Über Factory Farming

FOTO: Sozial verantwortliche Landwirtschaft / Flickr

Die Begriffe „Fabrikfarmen“ und „Massentierhaltung“ werden heutzutage genug herumgeworfen - und oft in einem negativen Licht. Für diejenigen, die nicht mit verschiedenen Modellen der Landwirtschaft vertraut sind, kann es sein, dass Sie sich fragen: "Was ist überhaupt eine Fabrikfarm?"

Was ist eine Fabrikfarm?

Eine Fabrikfarm ist ein landwirtschaftliches Modell, bei dem die Tierproduktion so gestaltet wird, dass sie in ein fabrikähnliches System passt, das häufig dicht besiedelt ist und sich in Innenräumen befindet. Die industrielle Tierproduktion kann schwerwiegende Probleme verursachen:


  • Die Umgebung einer Fabrikfarm wird durch Abfall und Nährstoffabfluss beeinträchtigt.
  • Die menschliche Gesundheit wird durch übermäßigen Einsatz von Antibiotika zur Behandlung von Tieren beeinträchtigt.
  • Das Wohlergehen der Tiere wird durch die Überfüllung dieser landwirtschaftlichen Einrichtungen beeinträchtigt, da Tiere normalerweise nur über begrenzten Platz, Nahrung und Sozialisation verfügen.

Einige Tiere erhalten sogar physische Veränderungen, wie das Andocken von Schweineschwänzen oder das Abschwächen von Geflügel, um sich besser in die fabrikähnliche Atmosphäre einzufügen. Laut der amerikanischen Gesellschaft zur Verhütung von Tierquälerei stammen 99 Prozent der in den USA gezüchteten Tiere aus Fabrikfarmen.

Die Auswirkung von Fabrikfarmen auf Tiere

Da Fabrikfarmen versuchen, so viele Tiere wie möglich in einen Raum zu packen, können die Tiere auf engstem Raum stark leiden, oft ohne Zugang zu frischer Luft, Gras oder Sonnenschein. Krankheiten, seelische Qualen und vorzeitiger Tod sind in diesen intensiven landwirtschaftlichen Betrieben häufig.
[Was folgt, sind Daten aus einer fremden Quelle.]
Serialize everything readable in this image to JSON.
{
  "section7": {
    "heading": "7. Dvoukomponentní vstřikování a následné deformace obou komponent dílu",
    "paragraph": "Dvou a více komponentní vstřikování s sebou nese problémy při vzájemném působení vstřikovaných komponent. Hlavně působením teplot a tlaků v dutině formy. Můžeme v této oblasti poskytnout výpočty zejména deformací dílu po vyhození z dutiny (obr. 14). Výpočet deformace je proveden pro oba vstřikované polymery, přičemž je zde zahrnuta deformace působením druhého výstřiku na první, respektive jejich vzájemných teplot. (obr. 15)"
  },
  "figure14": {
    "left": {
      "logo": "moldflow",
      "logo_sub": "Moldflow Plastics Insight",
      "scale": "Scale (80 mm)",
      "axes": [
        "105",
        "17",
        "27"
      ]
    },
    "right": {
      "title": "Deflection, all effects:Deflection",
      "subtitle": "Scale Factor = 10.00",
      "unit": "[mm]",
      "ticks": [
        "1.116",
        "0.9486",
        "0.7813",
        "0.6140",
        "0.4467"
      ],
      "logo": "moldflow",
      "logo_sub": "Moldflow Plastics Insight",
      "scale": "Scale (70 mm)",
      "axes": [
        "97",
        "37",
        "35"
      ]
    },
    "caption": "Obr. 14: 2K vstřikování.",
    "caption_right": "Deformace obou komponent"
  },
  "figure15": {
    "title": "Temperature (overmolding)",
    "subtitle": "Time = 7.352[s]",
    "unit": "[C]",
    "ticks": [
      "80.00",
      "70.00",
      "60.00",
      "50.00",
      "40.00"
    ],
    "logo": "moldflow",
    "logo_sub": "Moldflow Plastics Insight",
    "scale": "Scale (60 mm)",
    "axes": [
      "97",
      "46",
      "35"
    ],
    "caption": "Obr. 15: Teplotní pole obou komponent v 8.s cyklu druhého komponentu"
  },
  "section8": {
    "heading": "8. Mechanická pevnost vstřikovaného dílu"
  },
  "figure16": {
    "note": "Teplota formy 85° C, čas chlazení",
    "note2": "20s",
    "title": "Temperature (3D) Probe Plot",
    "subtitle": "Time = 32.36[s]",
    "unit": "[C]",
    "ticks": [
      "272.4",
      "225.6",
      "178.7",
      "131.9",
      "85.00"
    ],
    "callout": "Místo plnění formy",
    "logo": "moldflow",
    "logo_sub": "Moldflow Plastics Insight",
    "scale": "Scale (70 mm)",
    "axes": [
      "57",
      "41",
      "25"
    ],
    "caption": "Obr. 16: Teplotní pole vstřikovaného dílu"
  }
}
Hühner und anderes Geflügel

Geflügel - von Hühnern über Enten bis hin zu Truthähnen - erleidet den schlimmsten Missbrauch in der Haft. Beim Legen von Geflügel beginnt es damit, dass die männlichen Vögel, die keine Eier legen oder kein hochwertiges Fleisch produzieren, durch Vergasen, Ersticken oder sogar Lebendmahlen getötet werden. Debeaking, ein Verfahren, das selbst das Leben vieler Tiere fordert, wird häufig zum Schutz vor Kannibalismus eingesetzt.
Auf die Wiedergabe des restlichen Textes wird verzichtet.